No era esto
«El sanchismo pudo ser otra cosa, pero no lo era; seguramente porque nunca fue nada muy alejado de la farsa: un afán declarado de poder por el poder»

Ilustración de Alejandra Svriz.
Se cuenta que, al poco de iniciarse la Segunda República, tras la quema de conventos y de iglesias en 1931, el filósofo Ortega y Gasset proclamó en la prensa: «¡No es esto, no es esto! La República es una cosa, el radicalismo es otra». Salvando el tiempo y las distancias, cabe preguntarse si era esto lo que podía esperarse de Pedro Sánchez cuando accedió al poder en 2018. En aquellos meses, la sociedad española vivía conmocionada por los casos de corrupción que atenazaban al Partido Popular. La larga sombra del procés, unida al recuerdo de la década perdida para la economía —con sus secuelas activas aún hoy—, había creado un caldo de cultivo ideal para el populismo. Podemos era entonces un actor relevante, al igual que Cs.
Se hablaba de la necesidad de un reset democrático y una nueva generación de políticos, periodistas y académicos se apresuraba a sustituir a las principales figuras del establishment que se había consolidado en España con la Transición. Las redes sociales, blogs y cuentas de Twitter recurrían ya a un registro distinto: más directo y brutal, menos encorsetado por la tradición europea, más estadounidense en sus referentes culturales. Ramón González Férriz ha contado en La ruptura (Ed. Debate) cómo un grupo de jóvenes de distintas ideologías se acercó al poder buscando transformar el país y cómo terminó rompiéndose esa amistad generacional precisamente con la llegada del PSOE al Gobierno. ¿Qué pensarán los que persiguieron sus ambiciones al amparo del sanchismo? ¿Qué queda de aquella vocación llamada a regenerar el sistema? ¿Dirán acaso, como Ortega: «¡No es esto, no es esto!»?
Porque, en efecto, no era esto cuando desembarcó Sánchez en la Moncloa; aunque ahora descubramos que sí lo era, por más que algunos no quisieran —o no quisiéramos— verlo. Aquel primer gobierno auguraba algo distinto, más moderno en su latido generacional. Era el PSOE de siempre, pero a la vez surgían nuevas figuras ajenas al tradicional combate político. Un mito nacional como Pedro Duque se atrevía a ser ministro y a hablar ruso en la televisión. Era alguien de quien podías sentirte orgulloso. Y no era el único. Un grupo de tecnócratas cohabitaba con viejas figuras de prestigio en el partido, como Josep Borrell, y con filósofos de aparente tono sosegado, como Salvador Illa. El contraste con el gobierno desgastado de Rajoy resultaba evidente, aunque sólo fuera por su novedad formal y por un cierto atrevimiento.

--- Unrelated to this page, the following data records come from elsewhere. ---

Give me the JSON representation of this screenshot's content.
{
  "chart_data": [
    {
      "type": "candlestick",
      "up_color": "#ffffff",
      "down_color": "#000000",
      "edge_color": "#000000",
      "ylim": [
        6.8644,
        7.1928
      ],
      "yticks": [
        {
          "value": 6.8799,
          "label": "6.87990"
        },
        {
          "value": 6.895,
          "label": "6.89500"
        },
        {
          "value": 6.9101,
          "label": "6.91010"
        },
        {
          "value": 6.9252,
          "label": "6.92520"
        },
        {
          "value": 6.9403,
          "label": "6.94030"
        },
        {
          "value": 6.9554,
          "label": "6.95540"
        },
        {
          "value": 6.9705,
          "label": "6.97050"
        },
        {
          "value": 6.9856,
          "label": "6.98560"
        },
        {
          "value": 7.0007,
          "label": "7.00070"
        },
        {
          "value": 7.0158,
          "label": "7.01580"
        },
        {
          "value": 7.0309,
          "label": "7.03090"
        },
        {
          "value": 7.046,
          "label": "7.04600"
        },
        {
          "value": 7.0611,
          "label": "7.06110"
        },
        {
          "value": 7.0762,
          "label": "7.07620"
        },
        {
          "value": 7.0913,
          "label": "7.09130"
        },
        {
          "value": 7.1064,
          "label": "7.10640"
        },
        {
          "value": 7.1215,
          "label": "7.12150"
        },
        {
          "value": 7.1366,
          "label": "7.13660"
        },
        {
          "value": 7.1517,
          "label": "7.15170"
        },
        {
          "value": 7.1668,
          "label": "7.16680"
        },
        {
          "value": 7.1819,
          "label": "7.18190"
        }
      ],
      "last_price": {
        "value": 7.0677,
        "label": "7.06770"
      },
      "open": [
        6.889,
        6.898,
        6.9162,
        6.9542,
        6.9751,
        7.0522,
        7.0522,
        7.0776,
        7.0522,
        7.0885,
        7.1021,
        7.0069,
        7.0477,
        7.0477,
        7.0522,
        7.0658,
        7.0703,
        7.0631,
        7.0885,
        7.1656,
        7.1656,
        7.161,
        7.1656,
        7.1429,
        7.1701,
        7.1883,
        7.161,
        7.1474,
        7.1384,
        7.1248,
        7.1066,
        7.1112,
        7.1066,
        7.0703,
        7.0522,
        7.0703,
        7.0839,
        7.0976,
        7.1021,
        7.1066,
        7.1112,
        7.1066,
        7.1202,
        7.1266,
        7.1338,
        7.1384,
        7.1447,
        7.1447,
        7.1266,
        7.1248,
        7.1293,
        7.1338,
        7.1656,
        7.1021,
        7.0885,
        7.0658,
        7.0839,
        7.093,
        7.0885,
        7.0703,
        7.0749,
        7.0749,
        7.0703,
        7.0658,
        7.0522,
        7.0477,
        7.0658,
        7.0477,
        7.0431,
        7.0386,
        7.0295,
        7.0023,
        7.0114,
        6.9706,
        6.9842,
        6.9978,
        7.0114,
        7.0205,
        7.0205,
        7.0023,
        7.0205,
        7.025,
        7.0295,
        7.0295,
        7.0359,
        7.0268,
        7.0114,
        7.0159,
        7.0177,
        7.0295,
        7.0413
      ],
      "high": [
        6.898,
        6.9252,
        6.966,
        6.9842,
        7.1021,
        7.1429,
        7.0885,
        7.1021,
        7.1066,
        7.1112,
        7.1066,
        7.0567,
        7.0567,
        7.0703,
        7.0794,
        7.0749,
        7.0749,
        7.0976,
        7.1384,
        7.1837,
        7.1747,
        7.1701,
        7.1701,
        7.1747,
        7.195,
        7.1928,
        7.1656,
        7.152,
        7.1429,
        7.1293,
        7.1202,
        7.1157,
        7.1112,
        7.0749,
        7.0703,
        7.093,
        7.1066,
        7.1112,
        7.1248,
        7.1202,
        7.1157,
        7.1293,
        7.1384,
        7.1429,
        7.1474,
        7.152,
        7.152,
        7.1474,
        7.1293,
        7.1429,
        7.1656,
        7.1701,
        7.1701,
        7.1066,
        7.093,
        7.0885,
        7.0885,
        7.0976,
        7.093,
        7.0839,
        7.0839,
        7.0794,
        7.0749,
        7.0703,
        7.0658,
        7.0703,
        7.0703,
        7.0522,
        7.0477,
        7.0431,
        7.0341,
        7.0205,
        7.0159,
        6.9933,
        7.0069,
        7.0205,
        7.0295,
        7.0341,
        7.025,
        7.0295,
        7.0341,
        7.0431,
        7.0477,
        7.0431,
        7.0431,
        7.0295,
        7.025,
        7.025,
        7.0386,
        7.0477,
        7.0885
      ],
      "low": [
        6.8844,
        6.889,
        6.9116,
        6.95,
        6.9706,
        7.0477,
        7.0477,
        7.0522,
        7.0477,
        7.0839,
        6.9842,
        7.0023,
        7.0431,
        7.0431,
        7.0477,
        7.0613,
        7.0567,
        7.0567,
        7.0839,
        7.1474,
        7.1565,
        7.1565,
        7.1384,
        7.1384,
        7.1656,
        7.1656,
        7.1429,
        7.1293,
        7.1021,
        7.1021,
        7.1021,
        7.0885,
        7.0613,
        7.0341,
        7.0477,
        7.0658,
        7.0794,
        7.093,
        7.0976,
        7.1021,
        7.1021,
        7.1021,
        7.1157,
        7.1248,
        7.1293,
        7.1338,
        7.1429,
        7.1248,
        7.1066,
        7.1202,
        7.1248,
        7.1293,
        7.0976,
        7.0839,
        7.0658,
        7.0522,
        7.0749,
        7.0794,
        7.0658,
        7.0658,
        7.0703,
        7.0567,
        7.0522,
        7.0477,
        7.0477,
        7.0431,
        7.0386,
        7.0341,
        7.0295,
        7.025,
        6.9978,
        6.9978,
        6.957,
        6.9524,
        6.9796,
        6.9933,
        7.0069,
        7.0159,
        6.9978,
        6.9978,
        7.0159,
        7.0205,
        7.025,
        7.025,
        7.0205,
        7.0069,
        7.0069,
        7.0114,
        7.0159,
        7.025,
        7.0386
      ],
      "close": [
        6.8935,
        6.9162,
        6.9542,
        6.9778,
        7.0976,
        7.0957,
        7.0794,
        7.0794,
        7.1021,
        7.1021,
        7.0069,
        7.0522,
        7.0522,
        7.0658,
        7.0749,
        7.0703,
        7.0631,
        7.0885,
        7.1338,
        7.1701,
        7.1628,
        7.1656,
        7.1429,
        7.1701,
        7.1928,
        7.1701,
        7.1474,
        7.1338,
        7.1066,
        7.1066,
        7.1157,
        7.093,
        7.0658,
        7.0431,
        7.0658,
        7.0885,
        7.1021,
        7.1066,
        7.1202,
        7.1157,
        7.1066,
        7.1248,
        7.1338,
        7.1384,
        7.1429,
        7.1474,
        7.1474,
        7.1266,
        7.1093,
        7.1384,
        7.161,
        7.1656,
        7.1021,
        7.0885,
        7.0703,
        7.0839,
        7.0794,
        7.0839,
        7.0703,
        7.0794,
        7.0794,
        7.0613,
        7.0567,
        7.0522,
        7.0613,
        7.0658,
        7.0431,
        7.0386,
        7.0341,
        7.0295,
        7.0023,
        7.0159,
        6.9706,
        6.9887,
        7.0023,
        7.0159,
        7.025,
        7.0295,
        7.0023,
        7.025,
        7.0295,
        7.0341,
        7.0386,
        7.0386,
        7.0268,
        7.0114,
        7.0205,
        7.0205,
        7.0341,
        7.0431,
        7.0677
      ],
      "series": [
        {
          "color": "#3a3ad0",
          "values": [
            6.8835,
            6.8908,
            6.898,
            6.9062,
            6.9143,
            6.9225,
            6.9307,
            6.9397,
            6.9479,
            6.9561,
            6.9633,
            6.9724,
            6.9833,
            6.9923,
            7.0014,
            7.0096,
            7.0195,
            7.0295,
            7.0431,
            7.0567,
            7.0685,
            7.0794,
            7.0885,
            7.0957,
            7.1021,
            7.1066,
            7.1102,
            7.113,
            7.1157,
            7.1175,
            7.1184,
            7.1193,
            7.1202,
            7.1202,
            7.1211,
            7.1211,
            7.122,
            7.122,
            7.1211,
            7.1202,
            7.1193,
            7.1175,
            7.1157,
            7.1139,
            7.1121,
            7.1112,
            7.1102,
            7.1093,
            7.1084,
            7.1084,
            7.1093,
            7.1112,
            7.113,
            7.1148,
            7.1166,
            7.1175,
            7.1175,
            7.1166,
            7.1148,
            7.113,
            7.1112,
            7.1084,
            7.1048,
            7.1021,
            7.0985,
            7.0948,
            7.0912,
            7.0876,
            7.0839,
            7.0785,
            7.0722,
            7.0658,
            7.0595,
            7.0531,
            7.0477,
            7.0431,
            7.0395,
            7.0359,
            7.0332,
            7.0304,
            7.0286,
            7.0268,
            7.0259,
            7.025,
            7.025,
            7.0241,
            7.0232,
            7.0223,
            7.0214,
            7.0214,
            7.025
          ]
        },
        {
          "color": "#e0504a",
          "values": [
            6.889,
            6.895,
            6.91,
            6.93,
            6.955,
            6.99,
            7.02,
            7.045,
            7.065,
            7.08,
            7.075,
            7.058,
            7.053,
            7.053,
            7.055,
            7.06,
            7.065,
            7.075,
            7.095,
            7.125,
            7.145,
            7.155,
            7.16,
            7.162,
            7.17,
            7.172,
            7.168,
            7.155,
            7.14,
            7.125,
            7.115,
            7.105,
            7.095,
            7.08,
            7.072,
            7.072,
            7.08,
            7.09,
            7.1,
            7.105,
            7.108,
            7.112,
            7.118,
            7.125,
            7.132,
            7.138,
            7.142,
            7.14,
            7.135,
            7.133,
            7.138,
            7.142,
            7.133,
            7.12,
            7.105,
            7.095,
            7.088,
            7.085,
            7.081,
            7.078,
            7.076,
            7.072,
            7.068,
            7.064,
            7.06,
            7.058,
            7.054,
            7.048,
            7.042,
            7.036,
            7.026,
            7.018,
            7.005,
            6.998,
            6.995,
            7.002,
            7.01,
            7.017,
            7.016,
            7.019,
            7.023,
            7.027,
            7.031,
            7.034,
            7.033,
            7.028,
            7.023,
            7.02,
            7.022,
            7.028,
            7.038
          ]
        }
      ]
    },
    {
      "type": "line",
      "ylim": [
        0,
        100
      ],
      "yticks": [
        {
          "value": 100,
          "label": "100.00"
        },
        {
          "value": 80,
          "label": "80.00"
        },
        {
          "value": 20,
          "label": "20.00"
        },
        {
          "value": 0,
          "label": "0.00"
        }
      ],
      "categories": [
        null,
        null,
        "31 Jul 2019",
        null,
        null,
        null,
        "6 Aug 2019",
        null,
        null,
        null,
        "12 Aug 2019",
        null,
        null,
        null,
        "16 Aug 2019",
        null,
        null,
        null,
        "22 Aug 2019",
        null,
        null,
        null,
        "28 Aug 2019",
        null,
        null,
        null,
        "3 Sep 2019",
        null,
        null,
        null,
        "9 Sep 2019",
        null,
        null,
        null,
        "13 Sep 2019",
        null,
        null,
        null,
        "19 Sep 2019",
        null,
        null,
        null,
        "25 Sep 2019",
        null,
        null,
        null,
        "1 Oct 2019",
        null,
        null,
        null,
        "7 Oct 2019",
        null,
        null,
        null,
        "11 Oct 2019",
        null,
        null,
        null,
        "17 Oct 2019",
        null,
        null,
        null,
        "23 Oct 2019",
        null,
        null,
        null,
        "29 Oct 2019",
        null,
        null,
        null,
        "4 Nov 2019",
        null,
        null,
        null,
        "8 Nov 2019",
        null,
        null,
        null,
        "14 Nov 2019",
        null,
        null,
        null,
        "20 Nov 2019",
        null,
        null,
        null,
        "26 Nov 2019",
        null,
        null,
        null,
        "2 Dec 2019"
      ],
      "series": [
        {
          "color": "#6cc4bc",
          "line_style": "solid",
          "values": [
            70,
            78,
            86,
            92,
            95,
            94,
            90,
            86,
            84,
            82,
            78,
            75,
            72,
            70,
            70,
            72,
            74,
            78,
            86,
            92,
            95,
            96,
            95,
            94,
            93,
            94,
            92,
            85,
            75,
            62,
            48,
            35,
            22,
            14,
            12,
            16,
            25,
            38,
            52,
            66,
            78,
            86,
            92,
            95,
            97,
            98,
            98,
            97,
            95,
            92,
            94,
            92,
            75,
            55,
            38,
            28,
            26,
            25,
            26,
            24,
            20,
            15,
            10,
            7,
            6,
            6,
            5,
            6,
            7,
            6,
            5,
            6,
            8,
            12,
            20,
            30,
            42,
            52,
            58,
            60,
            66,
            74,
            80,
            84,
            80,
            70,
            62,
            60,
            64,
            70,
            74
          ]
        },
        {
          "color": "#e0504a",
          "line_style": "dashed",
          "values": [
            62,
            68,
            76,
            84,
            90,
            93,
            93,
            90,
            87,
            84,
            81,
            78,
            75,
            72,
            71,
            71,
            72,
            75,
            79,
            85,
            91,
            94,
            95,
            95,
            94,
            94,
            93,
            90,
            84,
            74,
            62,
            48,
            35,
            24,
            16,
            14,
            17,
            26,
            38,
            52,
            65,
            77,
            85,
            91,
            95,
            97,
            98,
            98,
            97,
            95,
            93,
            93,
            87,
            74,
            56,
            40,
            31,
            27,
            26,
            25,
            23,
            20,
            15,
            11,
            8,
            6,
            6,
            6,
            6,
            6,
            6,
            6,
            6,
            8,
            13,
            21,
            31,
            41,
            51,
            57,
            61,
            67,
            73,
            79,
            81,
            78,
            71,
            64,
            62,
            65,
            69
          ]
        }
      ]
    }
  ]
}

Quiero decir que el sanchismo pudo ser otra cosa, pero no lo era; seguramente porque nunca fue nada muy alejado de la farsa: un afán declarado de poder por el poder; una voluntad suicida que carece de músculo moral, a pesar de revestirse constantemente de lenguaje moralizador. Los cual no es una lección menor; no, al menos, para aquellos que llegamos a la vida adulta con la ingenuidad de los noventa. En su brutal crudeza, y frente a los desvaríos posmodernos, el sanchismo nos ha enseñado que al poder no se accede después de escribir el relato, sino antes, mucho antes. Nuestro error fue pensar que la nueva política traía de la mano una promesa moral que se demostró inexistente. Peor aún, falsa.
Visto ahora con la perspectiva que da el tiempo y a la luz de lo que hemos ido descubriendo día a día, nos damos cuenta de que fue el senador Juan Milián quien, en El proceso español, supo leer el futuro con una exactitud casi profética. Visto así, sólo cabe esperar saltos adelante. Sin sentido de Estado ni de responsabilidad, la historia terminará juzgando con dureza a aquellos gobernantes que no supieron ni quisieron estar a la altura.